O novo governo começou com promessas de maior rigor na política fiscal, continuidade na política monetária e sinais pouco claros sobre a política externa. A presidente Dilma Rousseff consagrou a estabilidade como “valor absoluto” e essa expressão foi repetida pela ministra do Planejamento, Míriam Belchior. O novo presidente do Banco Central, Alexandre Tombini, defendeu a política de metas de inflação e prometeu o máximo empenho no combate à alta de preços. Pela primeira vez em muito tempo, fala-se no governo, claramente, em apertar a disciplina fiscal para reduzir o peso carregado pela política monetária. A presidente mudou o discurso oficial, também, ao insistir no tema da qualidade do gasto e da eficiência do setor público. A ministra do Planejamento declarou ser possível e necessário fazer mais com menos. Prometer maior produtividade no governo é mais que um avanço – é o abandono de um padrão dominante por muitos anos.
Também será mais que um avanço a recuperação da pauta de reformas políticas e econômicas, se as ações prometidas na posse forem concretizadas. Os efeitos serão importantes para a democracia e para a modernização produtiva. A modernização deverá elevar os padrões de competitividade – um tema retomado pelo novo ministro do Desenvolvimento, Fernando Pimentel. Nesse caso, prevaleceu a repetição. O ministro recitou a ladainha de seu antecessor, apontando os bem conhecidos obstáculos enfrentados pelo produtor nacional ao competir com o estrangeiro. O real valorizado é só uma parte do problema e ninguém no Ministério ignora esse fato.

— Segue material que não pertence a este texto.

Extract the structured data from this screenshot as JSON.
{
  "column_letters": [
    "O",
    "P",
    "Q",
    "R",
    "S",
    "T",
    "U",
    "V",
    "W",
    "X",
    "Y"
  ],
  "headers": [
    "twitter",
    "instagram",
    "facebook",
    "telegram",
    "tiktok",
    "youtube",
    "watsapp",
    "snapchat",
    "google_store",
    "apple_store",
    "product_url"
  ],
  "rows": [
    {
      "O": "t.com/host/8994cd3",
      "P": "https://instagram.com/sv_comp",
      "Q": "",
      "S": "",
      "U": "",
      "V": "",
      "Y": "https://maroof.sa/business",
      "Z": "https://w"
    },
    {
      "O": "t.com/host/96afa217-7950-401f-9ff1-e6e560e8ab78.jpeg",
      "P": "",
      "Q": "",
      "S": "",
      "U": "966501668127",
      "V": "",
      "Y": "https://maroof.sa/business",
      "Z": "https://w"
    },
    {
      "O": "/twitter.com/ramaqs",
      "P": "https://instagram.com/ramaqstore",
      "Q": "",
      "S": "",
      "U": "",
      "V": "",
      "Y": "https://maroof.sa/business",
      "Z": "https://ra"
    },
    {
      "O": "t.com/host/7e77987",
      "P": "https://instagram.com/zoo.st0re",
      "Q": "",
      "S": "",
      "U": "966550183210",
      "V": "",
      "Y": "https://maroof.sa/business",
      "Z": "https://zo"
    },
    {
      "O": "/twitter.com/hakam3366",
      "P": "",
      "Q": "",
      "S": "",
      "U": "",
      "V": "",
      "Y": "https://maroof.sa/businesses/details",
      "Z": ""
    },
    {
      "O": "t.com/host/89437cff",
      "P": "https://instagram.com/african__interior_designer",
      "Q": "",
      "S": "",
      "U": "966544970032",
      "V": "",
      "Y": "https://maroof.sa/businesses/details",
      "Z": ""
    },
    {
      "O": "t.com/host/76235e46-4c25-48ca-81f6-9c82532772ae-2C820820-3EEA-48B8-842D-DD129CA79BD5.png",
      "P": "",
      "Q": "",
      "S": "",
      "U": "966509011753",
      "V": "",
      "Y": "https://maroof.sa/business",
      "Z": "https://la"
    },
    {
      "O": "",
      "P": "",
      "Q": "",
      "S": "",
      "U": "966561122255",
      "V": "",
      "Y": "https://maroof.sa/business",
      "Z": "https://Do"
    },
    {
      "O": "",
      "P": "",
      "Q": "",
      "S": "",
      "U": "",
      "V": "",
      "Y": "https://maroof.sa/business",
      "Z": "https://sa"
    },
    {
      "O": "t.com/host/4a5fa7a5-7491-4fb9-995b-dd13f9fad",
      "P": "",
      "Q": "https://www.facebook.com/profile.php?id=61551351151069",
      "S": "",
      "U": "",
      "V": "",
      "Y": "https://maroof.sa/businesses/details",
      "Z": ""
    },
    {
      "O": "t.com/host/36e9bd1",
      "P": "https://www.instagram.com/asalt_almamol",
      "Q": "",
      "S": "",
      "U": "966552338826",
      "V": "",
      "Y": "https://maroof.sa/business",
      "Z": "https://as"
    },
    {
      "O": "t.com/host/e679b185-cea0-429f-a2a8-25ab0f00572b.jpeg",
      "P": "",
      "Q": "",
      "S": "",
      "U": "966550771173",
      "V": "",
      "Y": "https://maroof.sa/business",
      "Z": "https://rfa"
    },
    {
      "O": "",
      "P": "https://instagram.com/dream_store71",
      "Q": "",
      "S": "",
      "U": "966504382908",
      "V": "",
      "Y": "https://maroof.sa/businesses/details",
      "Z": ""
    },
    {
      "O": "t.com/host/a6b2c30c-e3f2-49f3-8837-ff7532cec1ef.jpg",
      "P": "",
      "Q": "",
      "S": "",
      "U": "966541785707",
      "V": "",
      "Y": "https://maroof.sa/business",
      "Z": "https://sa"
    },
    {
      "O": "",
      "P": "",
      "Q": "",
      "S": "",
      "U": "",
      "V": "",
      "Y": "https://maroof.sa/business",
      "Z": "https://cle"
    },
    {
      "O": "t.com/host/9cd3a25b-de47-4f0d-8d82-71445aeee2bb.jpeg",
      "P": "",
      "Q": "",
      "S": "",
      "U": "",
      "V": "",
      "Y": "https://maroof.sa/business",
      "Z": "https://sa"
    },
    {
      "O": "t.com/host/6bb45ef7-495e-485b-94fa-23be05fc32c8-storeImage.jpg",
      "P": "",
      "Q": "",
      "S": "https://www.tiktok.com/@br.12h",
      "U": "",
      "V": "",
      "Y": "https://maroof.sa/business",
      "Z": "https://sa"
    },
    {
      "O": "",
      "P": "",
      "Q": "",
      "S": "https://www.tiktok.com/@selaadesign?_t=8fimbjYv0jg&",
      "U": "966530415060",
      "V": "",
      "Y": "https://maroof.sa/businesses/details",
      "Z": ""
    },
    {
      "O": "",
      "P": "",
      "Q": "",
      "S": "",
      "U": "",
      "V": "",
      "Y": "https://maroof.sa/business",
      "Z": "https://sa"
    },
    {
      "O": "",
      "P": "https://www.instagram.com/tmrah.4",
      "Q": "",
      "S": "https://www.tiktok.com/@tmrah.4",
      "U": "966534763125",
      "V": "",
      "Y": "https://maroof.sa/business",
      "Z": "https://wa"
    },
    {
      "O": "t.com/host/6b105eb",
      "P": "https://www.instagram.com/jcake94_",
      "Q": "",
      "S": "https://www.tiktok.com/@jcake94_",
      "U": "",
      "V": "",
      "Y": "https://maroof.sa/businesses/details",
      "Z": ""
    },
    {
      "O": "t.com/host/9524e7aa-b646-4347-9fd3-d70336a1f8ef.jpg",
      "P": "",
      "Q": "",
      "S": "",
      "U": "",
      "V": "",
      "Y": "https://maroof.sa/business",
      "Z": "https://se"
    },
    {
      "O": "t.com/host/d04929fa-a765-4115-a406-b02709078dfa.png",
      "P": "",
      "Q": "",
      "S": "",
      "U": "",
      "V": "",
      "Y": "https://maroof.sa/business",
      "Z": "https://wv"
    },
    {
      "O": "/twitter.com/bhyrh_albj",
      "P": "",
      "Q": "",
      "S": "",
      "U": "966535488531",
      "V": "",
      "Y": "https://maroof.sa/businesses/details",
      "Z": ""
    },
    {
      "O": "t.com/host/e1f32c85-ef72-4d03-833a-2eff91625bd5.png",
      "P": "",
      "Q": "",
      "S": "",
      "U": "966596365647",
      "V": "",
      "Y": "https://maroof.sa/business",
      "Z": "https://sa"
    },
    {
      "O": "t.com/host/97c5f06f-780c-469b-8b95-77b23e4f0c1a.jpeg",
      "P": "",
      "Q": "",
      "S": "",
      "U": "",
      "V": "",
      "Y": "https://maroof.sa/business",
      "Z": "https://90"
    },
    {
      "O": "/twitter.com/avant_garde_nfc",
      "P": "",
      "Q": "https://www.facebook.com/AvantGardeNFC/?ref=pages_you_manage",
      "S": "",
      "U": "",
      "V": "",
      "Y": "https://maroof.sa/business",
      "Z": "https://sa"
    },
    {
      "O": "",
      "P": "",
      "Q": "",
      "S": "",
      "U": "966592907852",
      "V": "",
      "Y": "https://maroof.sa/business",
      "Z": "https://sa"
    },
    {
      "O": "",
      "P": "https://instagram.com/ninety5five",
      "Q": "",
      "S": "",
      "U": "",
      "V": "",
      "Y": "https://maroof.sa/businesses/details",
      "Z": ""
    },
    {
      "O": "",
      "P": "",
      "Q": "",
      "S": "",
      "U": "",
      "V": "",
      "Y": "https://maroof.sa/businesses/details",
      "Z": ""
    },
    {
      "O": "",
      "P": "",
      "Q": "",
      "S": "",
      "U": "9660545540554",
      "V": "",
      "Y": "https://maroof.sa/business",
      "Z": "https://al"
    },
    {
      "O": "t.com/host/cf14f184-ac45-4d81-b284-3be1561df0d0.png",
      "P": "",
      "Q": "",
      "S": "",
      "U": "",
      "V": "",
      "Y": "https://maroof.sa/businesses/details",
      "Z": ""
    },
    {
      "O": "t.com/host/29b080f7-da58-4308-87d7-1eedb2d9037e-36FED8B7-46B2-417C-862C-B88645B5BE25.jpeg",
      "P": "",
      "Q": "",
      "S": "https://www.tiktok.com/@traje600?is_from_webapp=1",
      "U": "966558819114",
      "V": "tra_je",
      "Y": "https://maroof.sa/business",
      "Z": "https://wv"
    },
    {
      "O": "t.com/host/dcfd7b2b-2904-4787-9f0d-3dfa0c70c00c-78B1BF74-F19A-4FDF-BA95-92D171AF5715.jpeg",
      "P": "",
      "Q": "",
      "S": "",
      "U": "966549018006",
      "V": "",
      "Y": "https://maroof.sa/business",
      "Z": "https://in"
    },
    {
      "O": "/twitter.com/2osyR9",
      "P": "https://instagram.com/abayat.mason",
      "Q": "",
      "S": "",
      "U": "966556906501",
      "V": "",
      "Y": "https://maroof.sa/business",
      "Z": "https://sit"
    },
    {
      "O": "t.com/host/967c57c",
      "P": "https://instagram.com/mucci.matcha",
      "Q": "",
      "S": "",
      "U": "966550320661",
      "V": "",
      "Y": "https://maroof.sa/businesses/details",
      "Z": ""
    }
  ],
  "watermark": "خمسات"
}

Como nenhum dos obstáculos foi removido, o valor recorde da exportação, US$ 201,9 bilhões em 2010, é explicável principalmente pelas circunstâncias do mercado. As vendas de commodities – produtos básicos e semimanufaturados – proporcionaram 58,6% da receita (53,9% em 2009). O valor faturado com os básicos foi 44,7% maior que o de 2009. O obtido com os semimanufaturados, 37,1% superior. A receita geral cresceu bem menos, 31,4%. Em dezembro, as commodities estavam bem mais caras que um ano antes: café em grão 37,7%; óleo de soja, 29,1%; açúcar em bruto, 23%; carne suína in natura, 34%; e minério de ferro, 142,2%. São exemplos muito claros. As cotações devem continuar elevadas em 2011, mas não tem sentido, como política, depender do valor dos básicos para o equilíbrio externo.
Isto remete à diplomacia. A China, com seu enorme apetite por matérias-primas e bens intermediários, seria uma grande cliente do Brasil, na fase atual, por mera necessidade, não por causa da estratégia Sul-Sul do Itamaraty. Mas essa fantasia diplomática, somada aos problemas de competitividade, tornou o Brasil dependente, em grau excessivo, da fome chinesa de insumos. Se o País tem hoje uma relação de tipo colonial com alguma grande potência, é, sem dúvida, a relação com a China. Perspectiva de mudança? Por enquanto, a presidente e o novo chanceler prometeram continuidade na política externa, com prioridade para o mundo em desenvolvimento e, de modo especial, para a América do Sul. A importância atribuída à região é compreensível e defensável, se a integração envolver reciprocidade e uma clara definição de objetivos comuns. Isso não ocorreu até hoje.
Especialmente na América do Sul, o Brasil cedeu muito mais que o razoável, nos últimos oito anos, em troca do reconhecimento, nunca realizado, de uma liderança ambicionada pelo presidente Luiz Inácio Lula da Silva. Enquanto o Brasil cedeu, a China e outros concorrentes conquistaram espaços na região. A política em relação aos Estados Unidos foi um desperdício de oportunidades. Os Estados Unidos, é bom lembrar, ainda são, ao contrário da China, um importante mercado para manufaturados brasileiros.
Talvez a presidente e o novo chanceler estejam dispostos, embora sem dizê-lo, a ponderar todos esses fatos. Talvez o novo ministro de Relações Exteriores esteja inclinado a desenterrar as melhores tradições do Itamaraty. Talvez ambos alterem o rumo. Se não o corrigirem, o País continuará sendo o bobo da corte global, representado por uma diplomacia falastrona e sem noção de interesses nacionais. O único sinal de mudança, até agora, foi em relação aos direitos humanos. A presidente Dilma Rousseff deverá recusar apoio à execução de mulheres acusadas de adultério. Poderá recusar, talvez, manifestações de simpatia a alguns tiranetes obviamente sanguinários. Mas falta saber muito mais: continuará devolvendo atletas cubanos à ditadura de Havana, abrigando fugitivos da Justiça de países democráticos, apoiando na vizinhança aspirantes a ditador e aceitando seus desaforos?